# An illustration of permutation testing in GWAS

Without loss of generality, consider a genetic association study with 10 SNPs weakly associated with a quantitative trait. We would like to assess the significance of these SNPs after multiple testing correction.

## 10 SNPs are independent

Let’s simulate the genotype data first, assuming the SNPs are independent, and a sample size of $N=1,000$ unrelated individuals,

```
# set random seed
set.seed(999)
# Sample from a multivariate normal distribution for SNP matrix X, as if the SNP data has been normalized,
n <- 1000
p <- 10
R <- diag(p)
mu <- rep(0,p)
X <- MASS::mvrnorm(n, mu = mu, Sigma = R)
```

Now we simulate the 10 SNP effects, assuming 0.5% heritability in each SNP,

```
sigma2 <- 0.005
b <- rnorm(p, 0, sqrt(sigma2))
```

then simulate phenotype vector $y$ as $y = Xb + e$ where $e$ is a vector of $N(0, \sqrt{1-\sigma^2})$,

```
y <- X %*% b + rnorm(p, 0, sqrt(1-sigma2))
```

And perform association analysis,

```
test_assoc = function(X,y) {
res = susieR::univariate_regression(X,y)
p = pnorm(res$betahat/res$sebetahat)
return(pmin(p,1-p)*2)
}
```

```
p_orig = test_assoc(X,y)
```

```
p_orig
```

## Permutation testing scheme 1 – equivalence to analytical p-value

Here we perform permutation testing on the data as follows:

- Permute the phenotype vector
- Perform association tests and get the permuted p-value for each SNP
- Compare the permuted p-value with the original p-value for each SNP. If the permutated p-value is smaller than the original p-value we call it a “success” and otherwise “failure”
- Repeat 1 - 3 numerous times. Empirical p-value is defined by the total number of success divided by the total number of permutations

This scheme should result in a similar p-value as the original analytical p-value. Let’s use 10,000 permutations for this problem:

```
test_perm_1 = function(X,y,K=10000) {
p_orig = test_assoc(X,y)
res = matrix(0, K, ncol(X))
for (i in 1:K) {
p_perm = test_assoc(X,sample(y))
res[i,] = p_orig >= p_perm
}
return(apply(res, 2, mean))
}
```

```
p_perm_1 = test_perm_1(X,y)
```

```
plot(p_orig, p_perm_1)
```

This case permutation and analytical p-values are the same.
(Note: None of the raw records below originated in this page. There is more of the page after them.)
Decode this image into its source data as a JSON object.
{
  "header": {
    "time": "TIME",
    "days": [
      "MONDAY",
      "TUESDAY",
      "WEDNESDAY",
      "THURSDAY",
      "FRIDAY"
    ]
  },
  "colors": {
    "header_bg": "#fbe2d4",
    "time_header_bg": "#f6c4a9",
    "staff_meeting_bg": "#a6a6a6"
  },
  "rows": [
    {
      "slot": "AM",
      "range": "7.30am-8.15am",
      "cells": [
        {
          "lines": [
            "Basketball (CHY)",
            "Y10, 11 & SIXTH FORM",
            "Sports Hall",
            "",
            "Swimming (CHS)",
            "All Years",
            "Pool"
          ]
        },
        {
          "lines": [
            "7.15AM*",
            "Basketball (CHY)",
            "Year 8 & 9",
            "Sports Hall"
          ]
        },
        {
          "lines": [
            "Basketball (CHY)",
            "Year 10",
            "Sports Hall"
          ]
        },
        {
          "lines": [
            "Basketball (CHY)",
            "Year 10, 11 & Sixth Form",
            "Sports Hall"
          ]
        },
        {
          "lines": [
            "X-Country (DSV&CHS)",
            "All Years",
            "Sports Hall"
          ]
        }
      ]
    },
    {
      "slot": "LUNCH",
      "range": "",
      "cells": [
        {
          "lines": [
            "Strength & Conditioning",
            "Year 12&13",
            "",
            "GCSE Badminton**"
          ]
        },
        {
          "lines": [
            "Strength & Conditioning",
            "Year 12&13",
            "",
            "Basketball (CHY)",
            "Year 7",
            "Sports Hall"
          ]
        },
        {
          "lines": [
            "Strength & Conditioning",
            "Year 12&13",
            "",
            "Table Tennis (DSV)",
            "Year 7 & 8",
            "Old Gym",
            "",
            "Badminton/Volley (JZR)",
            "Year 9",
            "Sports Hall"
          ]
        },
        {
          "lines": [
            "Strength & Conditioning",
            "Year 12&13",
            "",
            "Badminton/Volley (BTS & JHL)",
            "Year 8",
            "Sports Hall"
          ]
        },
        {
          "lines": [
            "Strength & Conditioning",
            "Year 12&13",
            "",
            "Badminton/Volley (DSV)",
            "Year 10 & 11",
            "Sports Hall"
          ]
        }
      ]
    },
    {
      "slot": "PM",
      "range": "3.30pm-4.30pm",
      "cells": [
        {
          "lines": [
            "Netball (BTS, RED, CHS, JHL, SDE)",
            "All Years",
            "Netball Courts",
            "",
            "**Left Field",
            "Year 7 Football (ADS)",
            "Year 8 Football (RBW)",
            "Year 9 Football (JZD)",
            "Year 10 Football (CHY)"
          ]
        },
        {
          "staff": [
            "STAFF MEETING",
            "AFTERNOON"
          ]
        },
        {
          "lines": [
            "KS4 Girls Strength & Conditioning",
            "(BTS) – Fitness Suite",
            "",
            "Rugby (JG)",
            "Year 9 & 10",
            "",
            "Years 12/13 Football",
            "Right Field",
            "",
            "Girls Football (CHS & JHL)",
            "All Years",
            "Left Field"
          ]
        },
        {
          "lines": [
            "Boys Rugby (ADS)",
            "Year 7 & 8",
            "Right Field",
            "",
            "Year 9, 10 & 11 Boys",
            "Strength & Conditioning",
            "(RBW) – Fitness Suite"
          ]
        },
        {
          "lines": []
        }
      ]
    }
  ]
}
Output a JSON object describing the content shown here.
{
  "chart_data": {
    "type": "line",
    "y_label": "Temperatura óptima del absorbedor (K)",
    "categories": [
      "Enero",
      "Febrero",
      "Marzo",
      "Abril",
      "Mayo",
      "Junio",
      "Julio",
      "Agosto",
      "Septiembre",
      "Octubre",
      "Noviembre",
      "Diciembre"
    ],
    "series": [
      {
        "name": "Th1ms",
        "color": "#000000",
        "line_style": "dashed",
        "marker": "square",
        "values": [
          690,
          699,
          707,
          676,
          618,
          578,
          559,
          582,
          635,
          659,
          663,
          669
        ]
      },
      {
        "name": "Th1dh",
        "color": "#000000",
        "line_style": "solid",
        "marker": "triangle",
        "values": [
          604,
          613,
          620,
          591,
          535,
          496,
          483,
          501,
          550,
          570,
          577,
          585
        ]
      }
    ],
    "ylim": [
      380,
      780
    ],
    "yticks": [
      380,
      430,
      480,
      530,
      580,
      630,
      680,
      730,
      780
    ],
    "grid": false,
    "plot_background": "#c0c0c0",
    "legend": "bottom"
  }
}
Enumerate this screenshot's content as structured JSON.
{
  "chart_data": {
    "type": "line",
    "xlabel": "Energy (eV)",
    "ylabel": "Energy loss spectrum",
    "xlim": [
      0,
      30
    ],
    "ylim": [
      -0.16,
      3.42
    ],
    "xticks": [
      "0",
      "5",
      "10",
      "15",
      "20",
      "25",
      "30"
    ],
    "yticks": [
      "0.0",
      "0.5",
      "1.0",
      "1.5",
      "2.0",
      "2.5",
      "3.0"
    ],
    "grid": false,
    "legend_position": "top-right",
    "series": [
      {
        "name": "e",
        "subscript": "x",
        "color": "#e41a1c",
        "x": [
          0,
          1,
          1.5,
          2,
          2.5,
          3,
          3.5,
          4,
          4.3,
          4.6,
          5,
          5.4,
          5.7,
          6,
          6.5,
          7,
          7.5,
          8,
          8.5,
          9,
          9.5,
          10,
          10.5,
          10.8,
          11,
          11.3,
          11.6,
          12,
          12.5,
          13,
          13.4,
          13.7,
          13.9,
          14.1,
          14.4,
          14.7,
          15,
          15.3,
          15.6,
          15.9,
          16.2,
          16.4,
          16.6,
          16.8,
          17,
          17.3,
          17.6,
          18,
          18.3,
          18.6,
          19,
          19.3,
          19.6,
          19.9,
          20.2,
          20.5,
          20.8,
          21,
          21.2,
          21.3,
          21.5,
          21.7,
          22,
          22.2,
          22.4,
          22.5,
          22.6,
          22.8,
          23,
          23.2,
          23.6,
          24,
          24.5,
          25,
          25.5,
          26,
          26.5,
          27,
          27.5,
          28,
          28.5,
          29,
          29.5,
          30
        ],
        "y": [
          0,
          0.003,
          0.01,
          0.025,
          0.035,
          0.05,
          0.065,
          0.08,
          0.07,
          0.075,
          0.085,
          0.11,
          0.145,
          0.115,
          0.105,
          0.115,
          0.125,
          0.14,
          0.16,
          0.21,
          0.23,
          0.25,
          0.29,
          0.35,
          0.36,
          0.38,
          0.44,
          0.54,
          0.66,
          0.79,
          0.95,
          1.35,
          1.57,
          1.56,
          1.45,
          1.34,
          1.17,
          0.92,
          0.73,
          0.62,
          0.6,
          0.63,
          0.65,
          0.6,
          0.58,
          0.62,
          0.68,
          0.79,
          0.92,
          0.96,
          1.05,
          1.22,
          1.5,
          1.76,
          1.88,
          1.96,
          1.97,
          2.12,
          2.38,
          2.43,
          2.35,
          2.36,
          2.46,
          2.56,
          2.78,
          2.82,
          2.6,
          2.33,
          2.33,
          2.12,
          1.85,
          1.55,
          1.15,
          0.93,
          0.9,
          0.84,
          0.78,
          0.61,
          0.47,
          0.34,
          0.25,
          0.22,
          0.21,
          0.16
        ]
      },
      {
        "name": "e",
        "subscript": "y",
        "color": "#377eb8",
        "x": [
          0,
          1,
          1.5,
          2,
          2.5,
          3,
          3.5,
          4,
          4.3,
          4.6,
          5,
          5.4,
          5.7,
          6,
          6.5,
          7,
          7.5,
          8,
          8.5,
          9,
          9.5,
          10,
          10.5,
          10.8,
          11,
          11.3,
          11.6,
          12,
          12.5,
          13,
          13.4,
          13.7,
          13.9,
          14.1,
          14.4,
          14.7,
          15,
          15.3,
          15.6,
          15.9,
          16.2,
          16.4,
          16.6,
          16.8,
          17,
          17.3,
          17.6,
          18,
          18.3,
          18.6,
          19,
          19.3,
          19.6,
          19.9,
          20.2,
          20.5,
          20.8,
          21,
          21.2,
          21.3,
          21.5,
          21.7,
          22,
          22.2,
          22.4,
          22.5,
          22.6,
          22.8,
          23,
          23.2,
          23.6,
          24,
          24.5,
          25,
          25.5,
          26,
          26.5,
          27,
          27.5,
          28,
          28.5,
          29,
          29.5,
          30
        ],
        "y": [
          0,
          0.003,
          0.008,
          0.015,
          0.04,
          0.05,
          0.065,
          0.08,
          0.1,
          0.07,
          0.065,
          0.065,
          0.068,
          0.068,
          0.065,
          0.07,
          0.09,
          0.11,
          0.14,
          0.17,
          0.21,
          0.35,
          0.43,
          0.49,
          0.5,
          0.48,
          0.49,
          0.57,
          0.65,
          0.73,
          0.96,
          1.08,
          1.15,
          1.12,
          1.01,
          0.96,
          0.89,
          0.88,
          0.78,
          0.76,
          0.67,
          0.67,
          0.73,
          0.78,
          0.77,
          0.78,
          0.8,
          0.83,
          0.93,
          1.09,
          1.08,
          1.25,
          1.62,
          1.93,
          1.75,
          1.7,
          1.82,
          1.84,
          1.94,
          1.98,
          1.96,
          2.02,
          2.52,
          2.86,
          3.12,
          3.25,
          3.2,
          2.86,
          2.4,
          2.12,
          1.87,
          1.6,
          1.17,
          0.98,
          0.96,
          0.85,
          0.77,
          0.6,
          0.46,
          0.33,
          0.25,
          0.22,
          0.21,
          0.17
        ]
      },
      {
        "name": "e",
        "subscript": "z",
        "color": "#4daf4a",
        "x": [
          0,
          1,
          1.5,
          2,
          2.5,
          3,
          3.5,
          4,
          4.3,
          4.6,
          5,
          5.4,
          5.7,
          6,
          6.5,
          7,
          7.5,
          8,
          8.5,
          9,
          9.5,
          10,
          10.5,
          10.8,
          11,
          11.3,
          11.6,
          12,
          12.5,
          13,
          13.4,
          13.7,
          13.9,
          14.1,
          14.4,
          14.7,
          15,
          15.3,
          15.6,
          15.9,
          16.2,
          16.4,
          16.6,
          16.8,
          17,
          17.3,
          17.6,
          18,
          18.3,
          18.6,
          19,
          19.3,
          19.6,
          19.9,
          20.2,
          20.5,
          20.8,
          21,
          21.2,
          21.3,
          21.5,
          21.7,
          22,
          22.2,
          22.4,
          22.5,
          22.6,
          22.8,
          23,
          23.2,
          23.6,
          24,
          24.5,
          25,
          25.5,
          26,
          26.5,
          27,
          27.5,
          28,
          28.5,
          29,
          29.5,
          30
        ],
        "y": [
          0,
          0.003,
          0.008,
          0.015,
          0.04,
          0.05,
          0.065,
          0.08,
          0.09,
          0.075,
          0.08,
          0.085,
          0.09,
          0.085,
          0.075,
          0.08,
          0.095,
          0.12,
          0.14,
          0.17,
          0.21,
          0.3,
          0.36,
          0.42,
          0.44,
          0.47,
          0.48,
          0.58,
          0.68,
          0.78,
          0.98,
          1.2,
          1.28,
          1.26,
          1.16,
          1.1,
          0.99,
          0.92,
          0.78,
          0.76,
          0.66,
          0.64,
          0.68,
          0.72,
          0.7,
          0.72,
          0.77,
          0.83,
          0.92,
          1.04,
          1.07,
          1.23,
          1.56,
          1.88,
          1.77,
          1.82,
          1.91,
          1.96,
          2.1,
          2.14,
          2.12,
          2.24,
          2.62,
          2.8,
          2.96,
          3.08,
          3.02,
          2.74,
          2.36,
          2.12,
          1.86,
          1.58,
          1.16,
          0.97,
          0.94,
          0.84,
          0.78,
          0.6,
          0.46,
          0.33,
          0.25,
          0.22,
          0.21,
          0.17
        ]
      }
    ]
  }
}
## Permutation testing scheme 2 – minimum p-value

Here we perform permutation testing on the data as follows:

- Permute the phenotype vector
- Perform association tests and get the minimum p-value among the 10 permuted tests
- Compare the minimum p-value with each of the 10 SNPs’ original p-value. If the minimum p-value is smaller than the original p-value we call it a “success” and otherwise “failure”
- Repeat 1 - 3 numerous times. Empirical p-value is defined by the total number of success divided by the total number of permutations

Let’s use 10,000 permutations for this problem:

```
test_perm_2 = function(X,y,K=10000) {
p_orig = test_assoc(X,y)
res = matrix(0, K, ncol(X))
for (i in 1:K) {
p_perm = test_assoc(X,sample(y))
min_p = min(p_perm)
res[i,] = sapply(p_orig, function(x) x>=min_p)
}
return(apply(res, 2, mean))
}
```

```
p_perm_2 = test_perm_2(X,y)
```

**If this permutation scheme is correct, we would expect that it is comparable to a Bonferroni correction of testing 10 independent hypothesis**

```
bonferroni_correct = function(p) 1 - (1 - p) ^ length(p)
```

```
bonferroni_correct(p_orig)
```

```
plot(bonferroni_correct(p_orig), p_perm_2)
```

```
p_perm_2
```

The Bonferroni and this permutation theme give the same result because by definition, both Bonferroni and this permutation assess **if the most significant association is real**. By using the minimum p-value, permutation test gives the empirical distribution of the most extreme statistic.